# which comes first...painting wall or trim/chair rail...Please help!



## DIYHelper (Feb 28, 2007)

I personally like to do the trim and such first because then you can kind of slop it on (while being neat of course). Then you can go back and use the trim as the "edge" for you to cut in the wall, and cover up any mistakes you may have made with the trim paint.


----------



## Jay123 (May 7, 2008)

That's how our painters do it.:yes:

J


----------



## melissaandkris (Jun 16, 2008)

Thanks! That's what I thought but I wasnt sure. Im bound to mess up and I figured it was easier to touch up white trim instead of orange walls!


----------



## Jay123 (May 7, 2008)

That's why I stick to "virtual" painting...the computer does all the cutting in, etc. :thumbup:

J


----------



## melissaandkris (Jun 16, 2008)

Well your just a state over from me...I'm in Alabama so you can come over and cut in mine for me and I'll do some virtual painting for you a while!


----------



## Jay123 (May 7, 2008)

:no::no::no::no::no:

Did I mention....I HATE painting. I'm lucky my fiance does all ours at the house....I'd rather swallow broken glassinch:.

I'm not sure why I dislike it so much...all the prep work drives me crazy and you have to do good prep to end up with a good job...it's just no fun for me.

J


----------



## Jay123 (May 7, 2008)

Is this the color you guys are using?


----------



## melissaandkris (Jun 16, 2008)

I dont really hate it Im just not good at it...But you know what they say practice makes perfect. My husband would agree with you though...Unless it has wheels he's not interested


----------



## Jay123 (May 7, 2008)

Good man! 

J


----------



## melissaandkris (Jun 16, 2008)

Jay123 said:


> Is this the color you guys are using?


No, its caramelizd orange 250D-7. its a behr color. I found this pic online of someones kitchen and it matches almost perfectly (by my monitor anyway) the orange color and my cabinets are the same cream color with brushed nickel hardware. Hopefully after I paint new or painted countertops will be next and Im leaning towards something kinda dark like this to contrast the cabinets. 

Any thoughts about it???


----------



## Jay123 (May 7, 2008)

Looks good to me...


----------



## melissaandkris (Jun 16, 2008)

yep! your post of this on the other thread and that pic I found helped me finally make up my mind. My husband is the one who mentioned the orange to start with but I needed convincing. after all...If it didnt look good I'd be the one repainting!!


----------



## Jay123 (May 7, 2008)

How about adding some crown moulding and painting the trim the same as the cabinet color?

And if you get new granite, ya gotta get an undermount sink to go with it.:yes:


----------



## DIYHelper (Feb 28, 2007)

Do yourself a favor and take the Behr color to a real paint store if you love it, or pick out a close match in Benjamin Moore or Sherwin Williams.
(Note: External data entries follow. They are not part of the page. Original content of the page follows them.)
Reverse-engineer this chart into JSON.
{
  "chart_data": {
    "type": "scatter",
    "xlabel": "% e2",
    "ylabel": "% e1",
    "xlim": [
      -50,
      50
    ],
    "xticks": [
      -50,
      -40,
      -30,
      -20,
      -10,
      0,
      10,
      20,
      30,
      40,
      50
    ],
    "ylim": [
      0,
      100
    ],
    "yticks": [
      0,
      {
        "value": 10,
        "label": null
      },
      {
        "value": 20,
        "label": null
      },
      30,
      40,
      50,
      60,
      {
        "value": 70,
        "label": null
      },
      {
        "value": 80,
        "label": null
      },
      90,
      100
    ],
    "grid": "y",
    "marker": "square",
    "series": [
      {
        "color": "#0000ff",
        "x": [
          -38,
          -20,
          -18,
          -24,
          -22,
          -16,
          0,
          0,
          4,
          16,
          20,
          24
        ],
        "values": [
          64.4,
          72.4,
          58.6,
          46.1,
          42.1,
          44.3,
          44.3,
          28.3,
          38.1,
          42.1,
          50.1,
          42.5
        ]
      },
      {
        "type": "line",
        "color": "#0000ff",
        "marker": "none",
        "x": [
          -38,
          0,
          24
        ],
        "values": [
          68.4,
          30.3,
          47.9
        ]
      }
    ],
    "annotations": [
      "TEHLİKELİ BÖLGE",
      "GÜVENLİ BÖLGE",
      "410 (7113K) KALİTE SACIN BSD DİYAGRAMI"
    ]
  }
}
You'll be much happier with your painting experience.


----------



## Jay123 (May 7, 2008)

:yes:

Duron is good as well. The pro painters won't touch behr.


----------



## melissaandkris (Jun 16, 2008)

we have a shermin williams store near by so I may take my color chip to them so they can match it. I figure if I do a tinted primer it should only take 1 coat (fingers crossed) 2 at the most. The color now is a very light cream color and the bottom was very dark hunter green (ive already primed it with left over kilz primer that I had from when I painted my cabinets) but I will reprime with the tinted I guess. any tips on what primer to use? 

Crown moulding is already on the honey do list as far as granite...dont see that happening any time soon...Unless Bush wants to send out some more money lol 

Thanks so much for the help already! You guys are making this so much easier!


----------